Four men were huddled around a card table on Joe Saunders' front porch, eating pork chops and corn bread, gulping lemonade. Shining with grease and sweat, they did not seem perturbed by the heat. Saunders, an auto mechanic, had left his front door open so they could watch television, which cast a deceptively cool blue haze on his darkened living room.

"It's hot as hell in there," Saunders said, pulling out a deck of cards after the meal. When the card game began, it became apparent that the heat had taken its toll. Saunders' deal was lethargic. Instead of slamming the winning cards onto the table, the men sort of flicked them out, then raked in the take with a sweaty sweep of the table. The game was quiet; the men were polite to each other. This is not how Bid Whist is normally played in the projects.

Tenants of the Dwellings are hard-pressed to find any benefit in hot weather. But Olivia Martin, president of the Highland Dwellings Tenants Association, says there may be one. For years, the streets around the Dwellings --particularly Condon Terrace--have been havens for on-the-street drug dealing, youths employing Dale Carnegie-style enterprise to hustle marijuana to passersby.

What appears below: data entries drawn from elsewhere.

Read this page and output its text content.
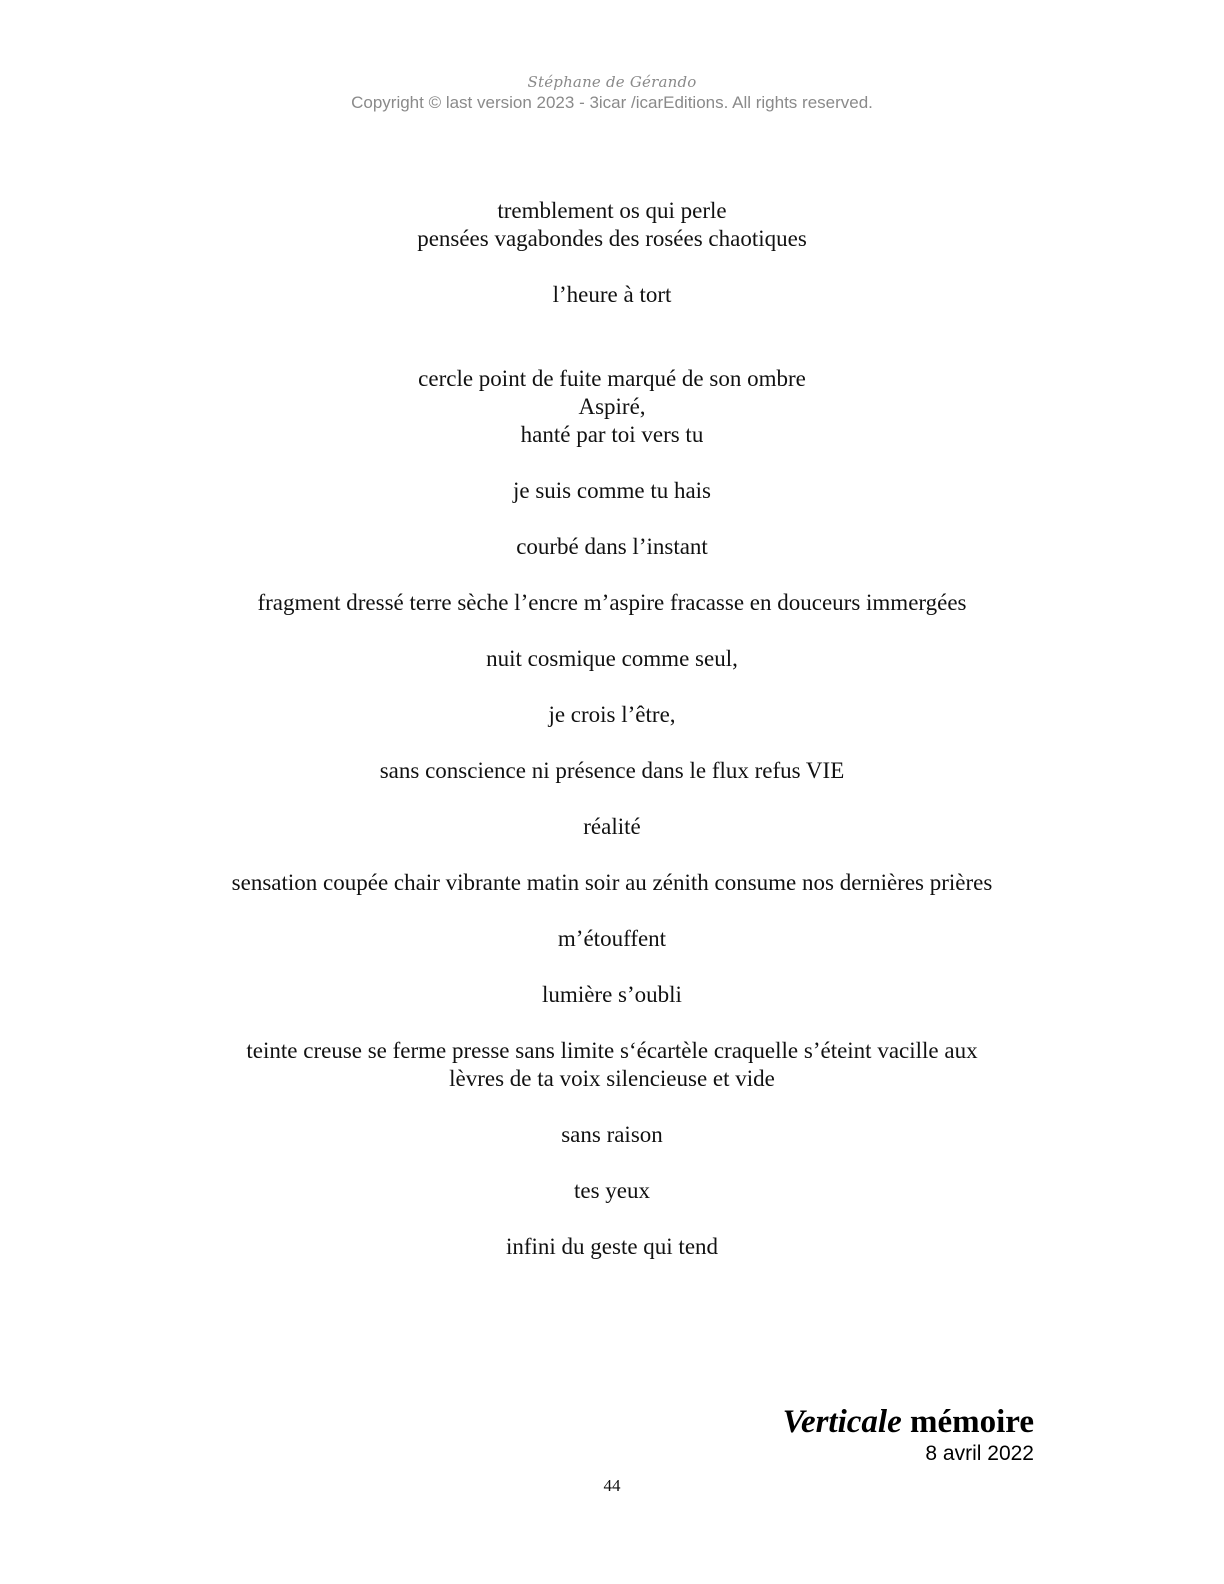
Stéphane de Gérando
Copyright © last version 2023 - 3icar /icarEditions. All rights reserved.
tremblement os qui perle
pensées vagabondes des rosées chaotiques
l’heure à tort
cercle point de fuite marqué de son ombre
Aspiré,
hanté par toi vers tu
je suis comme tu hais
courbé dans l’instant
fragment dressé terre sèche l’encre m’aspire fracasse en douceurs immergées
nuit cosmique comme seul,
je crois l’être,
sans conscience ni présence dans le flux refus VIE
réalité
sensation coupée chair vibrante matin soir au zénith consume nos dernières prières
m’étouffent
lumière s’oubli
teinte creuse se ferme presse sans limite s‘écartèle craquelle s’éteint vacille aux
lèvres de ta voix silencieuse et vide
sans raison
tes yeux
infini du geste qui tend
Verticale mémoire
8 avril 2022
44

"It gets so hot that the drug people are staying off the street," Martin said. "I don't hear them shooting each other anymore. The heat is on. It's got 'em. Everybody is just looking for a place to keep cool."

Late one recent night, which was relatively cool in most parts of the city, Delores Butler clung to a railing on some steps, fanning herself with a record album cover. Hazy-eyed, weary and wilting, she slowly sank to the steps, sitting alone in the humid darkness waiting for her sister who worked the night shift at the Greater Southeast Community Hospital.

"I hope she doesn't forget to bring a fan," she said.